Heel gezellig zag het er niet uit, zondagochtend. Slagregens en hoge golven. We misten de eerste duik op de Russische onderzeeër. En ook de tweede kentering sloegen we over: hondenweer. Dan zit er maar één ding op: een stukje gaan varen, zodat we in elk geval dichter bij de Doggersbank komen.
De wrakduikers keken the Avengers op het grote scherm. En de biologen? Die lagen op bed. Behalve Arjan Gittenberger: hij zat in het biologenhok te rommelen.
Dat hok beslaat hooguit vijf vierkante meter en is helemaal volgebouwd met apparatuur, met dozen en kratten. Er liggen honderden flessen en potjes, zuurkoolvaten vol met alcohol, stapels boeken en formaldehyde voor eventuele monsters van algen, want die kunnen niet zo goed tegen alcohol.

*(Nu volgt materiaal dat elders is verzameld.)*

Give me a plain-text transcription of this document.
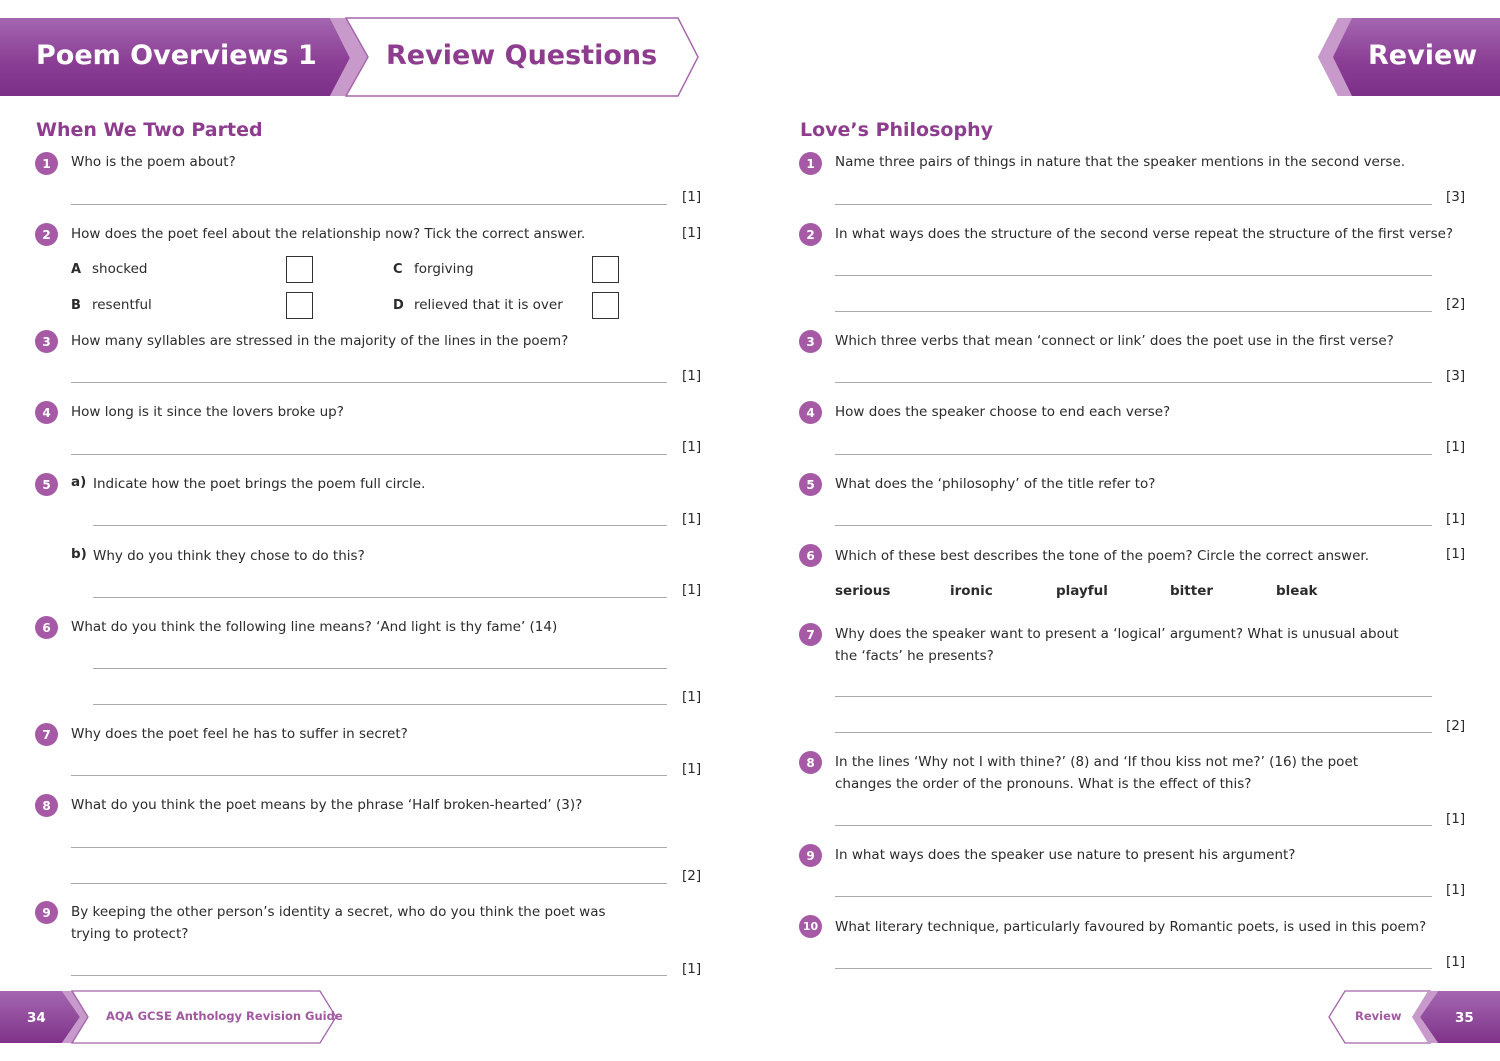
Poem Overviews 1	Review Questions	Review
When We Two Parted
1	Who is the poem about?
[1]
2	How does the poet feel about the relationship now? Tick the correct answer.	[1]
A shocked	C forgiving
B resentful	D relieved that it is over
3	How many syllables are stressed in the majority of the lines in the poem?
[1]
4	How long is it since the lovers broke up?
[1]
5	a) Indicate how the poet brings the poem full circle.
[1]
b) Why do you think they chose to do this?
[1]
6	What do you think the following line means? ‘And light is thy fame’ (14)
[1]
7	Why does the poet feel he has to suffer in secret?
[1]
8	What do you think the poet means by the phrase ‘Half broken-hearted’ (3)?
[2]
9	By keeping the other person’s identity a secret, who do you think the poet was trying to protect?
[1]
Love’s Philosophy
1	Name three pairs of things in nature that the speaker mentions in the second verse.
[3]
2	In what ways does the structure of the second verse repeat the structure of the first verse?
[2]
3	Which three verbs that mean ‘connect or link’ does the poet use in the first verse?
[3]
4	How does the speaker choose to end each verse?
[1]
5	What does the ‘philosophy’ of the title refer to?
[1]
6	Which of these best describes the tone of the poem? Circle the correct answer.	[1]
serious	ironic	playful	bitter	bleak
7	Why does the speaker want to present a ‘logical’ argument? What is unusual about the ‘facts’ he presents?
[2]
8	In the lines ‘Why not I with thine?’ (8) and ‘If thou kiss not me?’ (16) the poet changes the order of the pronouns. What is the effect of this?
[1]
9	In what ways does the speaker use nature to present his argument?
[1]
10 What literary technique, particularly favoured by Romantic poets, is used in this poem?
[1]
34	AQA GCSE Anthology Revision Guide	Review	35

Arjan en zijn collega’s zijn van plan om vele tientallen monsters mee naar boven te nemen. Dat doen ze voor NCB Naturalis in Leiden. Het rijksmuseum heeft bijzonder weinig van de Noordzee in huis en deze expeditie maken we een klein beginnetje aan de groei van die collectie.
Arjan wil maar liefst tachtig diersoorten scoren, zegt hij, meerdere monsters per soort. Vandaar dat dat biologenhok helemaal volgebouwd is.

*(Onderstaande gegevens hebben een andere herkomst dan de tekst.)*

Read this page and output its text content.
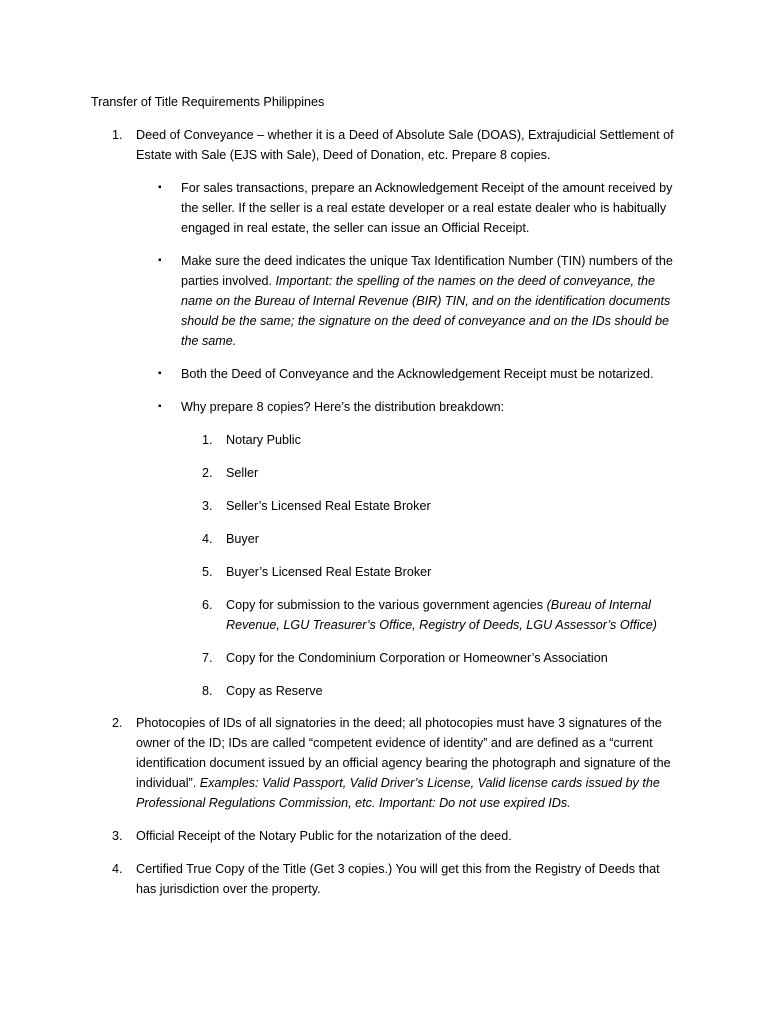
Transfer of Title Requirements Philippines

1.	Deed of Conveyance – whether it is a Deed of Absolute Sale (DOAS), Extrajudicial Settlement of Estate with Sale (EJS with Sale), Deed of Donation, etc. Prepare 8 copies.

▪	For sales transactions, prepare an Acknowledgement Receipt of the amount received by the seller. If the seller is a real estate developer or a real estate dealer who is habitually engaged in real estate, the seller can issue an Official Receipt.

▪	Make sure the deed indicates the unique Tax Identification Number (TIN) numbers of the parties involved. Important: the spelling of the names on the deed of conveyance, the name on the Bureau of Internal Revenue (BIR) TIN, and on the identification documents should be the same; the signature on the deed of conveyance and on the IDs should be the same.

▪	Both the Deed of Conveyance and the Acknowledgement Receipt must be notarized.

▪	Why prepare 8 copies? Here’s the distribution breakdown:

1.	Notary Public

2.	Seller

3.	Seller’s Licensed Real Estate Broker

4.	Buyer

5.	Buyer’s Licensed Real Estate Broker

6.	Copy for submission to the various government agencies (Bureau of Internal Revenue, LGU Treasurer’s Office, Registry of Deeds, LGU Assessor’s Office)

7.	Copy for the Condominium Corporation or Homeowner’s Association

8.	Copy as Reserve

2.	Photocopies of IDs of all signatories in the deed; all photocopies must have 3 signatures of the owner of the ID; IDs are called “competent evidence of identity” and are defined as a “current identification document issued by an official agency bearing the photograph and signature of the individual”. Examples: Valid Passport, Valid Driver’s License, Valid license cards issued by the Professional Regulations Commission, etc. Important: Do not use expired IDs.

3.	Official Receipt of the Notary Public for the notarization of the deed.

4.	Certified True Copy of the Title (Get 3 copies.) You will get this from the Registry of Deeds that has jurisdiction over the property.
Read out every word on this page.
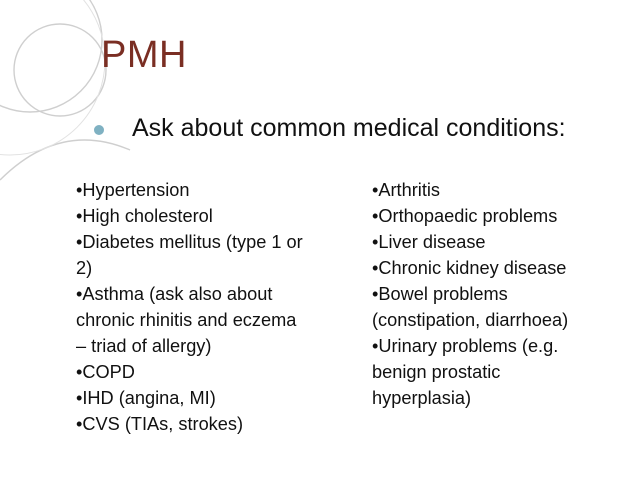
PMH
Ask about common medical conditions:
•Hypertension
•High cholesterol
•Diabetes mellitus (type 1 or
2)
•Asthma (ask also about
chronic rhinitis and eczema
– triad of allergy)
•COPD
•IHD (angina, MI)
•CVS (TIAs, strokes)
•Arthritis
•Orthopaedic problems
•Liver disease
•Chronic kidney disease
•Bowel problems
(constipation, diarrhoea)
•Urinary problems (e.g.
benign prostatic
hyperplasia)
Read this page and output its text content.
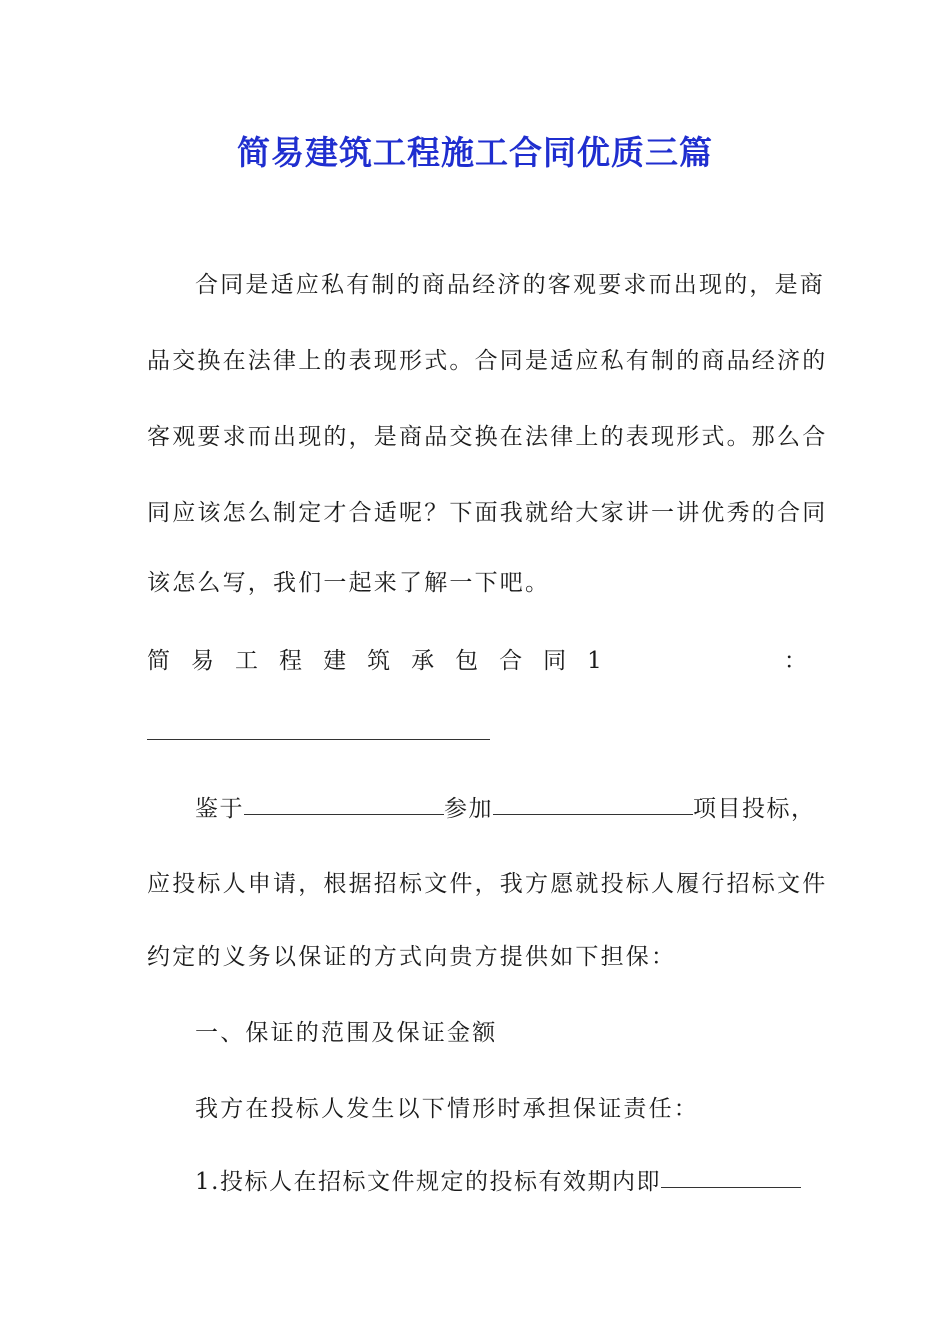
简易建筑工程施工合同优质三篇
合同是适应私有制的商品经济的客观要求而出现的，是商
品交换在法律上的表现形式。合同是适应私有制的商品经济的
客观要求而出现的，是商品交换在法律上的表现形式。那么合
同应该怎么制定才合适呢？下面我就给大家讲一讲优秀的合同
该怎么写，我们一起来了解一下吧。
简 易 工 程 建 筑 承 包 合 同 1	：
鉴于	参加	项目投标，
应投标人申请，根据招标文件，我方愿就投标人履行招标文件
约定的义务以保证的方式向贵方提供如下担保：
一、保证的范围及保证金额
我方在投标人发生以下情形时承担保证责任：
1.投标人在招标文件规定的投标有效期内即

Potjes, dat is dus de ene helft van het thema, dit jaar. Maar dan moeten ze wél vol. En dan moet er dus wél gedoken worden. Aan het einde van de middag breekt het zonnetje door. De Cdt. Fourcault ligt intussen boven de Inter Ocean II, een olieplatform dat in 1989 tijdens een storm is vergaan. De golven zijn nog steeds zo hoog als een bescheiden huis.

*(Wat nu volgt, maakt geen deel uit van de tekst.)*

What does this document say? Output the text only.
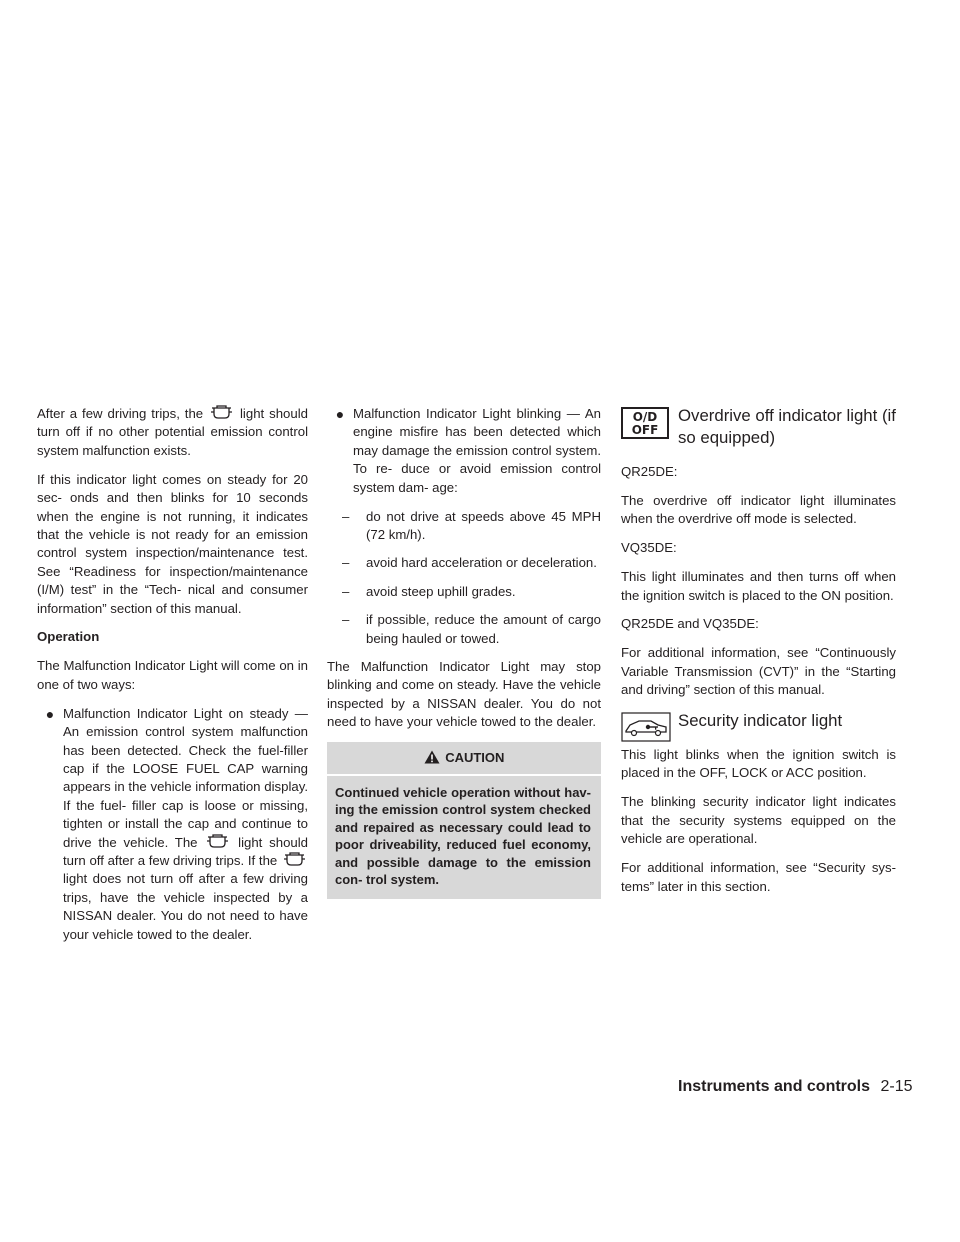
After a few driving trips, the	light should turn off if no other potential emission control system malfunction exists.

If this indicator light comes on steady for 20 sec- onds and then blinks for 10 seconds when the engine is not running, it indicates that the vehicle is not ready for an emission control system inspection/maintenance test. See “Readiness for inspection/maintenance (I/M) test” in the “Tech- nical and consumer information” section of this manual.

Operation

The Malfunction Indicator Light will come on in one of two ways:

● Malfunction Indicator Light on steady — An emission control system malfunction has been detected. Check the fuel-filler cap if the LOOSE FUEL CAP warning appears in the vehicle information display. If the fuel- filler cap is loose or missing, tighten or install the cap and continue to drive the vehicle. The	light should turn off after a few driving trips. If the  light does not turn off after a few driving trips, have the vehicle inspected by a NISSAN dealer. You do not need to have your vehicle towed to the dealer.
● Malfunction Indicator Light blinking — An engine misfire has been detected which may damage the emission control system. To re- duce or avoid emission control system dam- age:
–	do not drive at speeds above 45 MPH (72 km/h).
–	avoid hard acceleration or deceleration.
–	avoid steep uphill grades.
–	if possible, reduce the amount of cargo being hauled or towed.

The Malfunction Indicator Light may stop blinking and come on steady. Have the vehicle inspected by a NISSAN dealer. You do not need to have your vehicle towed to the dealer.

CAUTION
Continued vehicle operation without hav- ing the emission control system checked and repaired as necessary could lead to poor driveability, reduced fuel economy, and possible damage to the emission con- trol system.
O/D
OFF
Overdrive off indicator light (if so equipped)

QR25DE:

The overdrive off indicator light illuminates when the overdrive off mode is selected.

VQ35DE:

This light illuminates and then turns off when the ignition switch is placed to the ON position.

QR25DE and VQ35DE:

For additional information, see “Continuously Variable Transmission (CVT)” in the “Starting and driving” section of this manual.

Security indicator light

This light blinks when the ignition switch is placed in the OFF, LOCK or ACC position.

The blinking security indicator light indicates that the security systems equipped on the vehicle are operational.

For additional information, see “Security sys- tems” later in this section.

Instruments and controls 2-15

Springen of niet? We gaan, natuurlijk. Er moet nog veel werk worden gedaan. In elk geval door de biologen. Als we allemaal weer uit het duikpak zijn, zitten de heren in een petrieschaaltje te turen. Een stuk of vijf verschillende soorten naaktslakken kruipen er rond. Nog eventjes, en dan krijgen ze een alcoholbadje.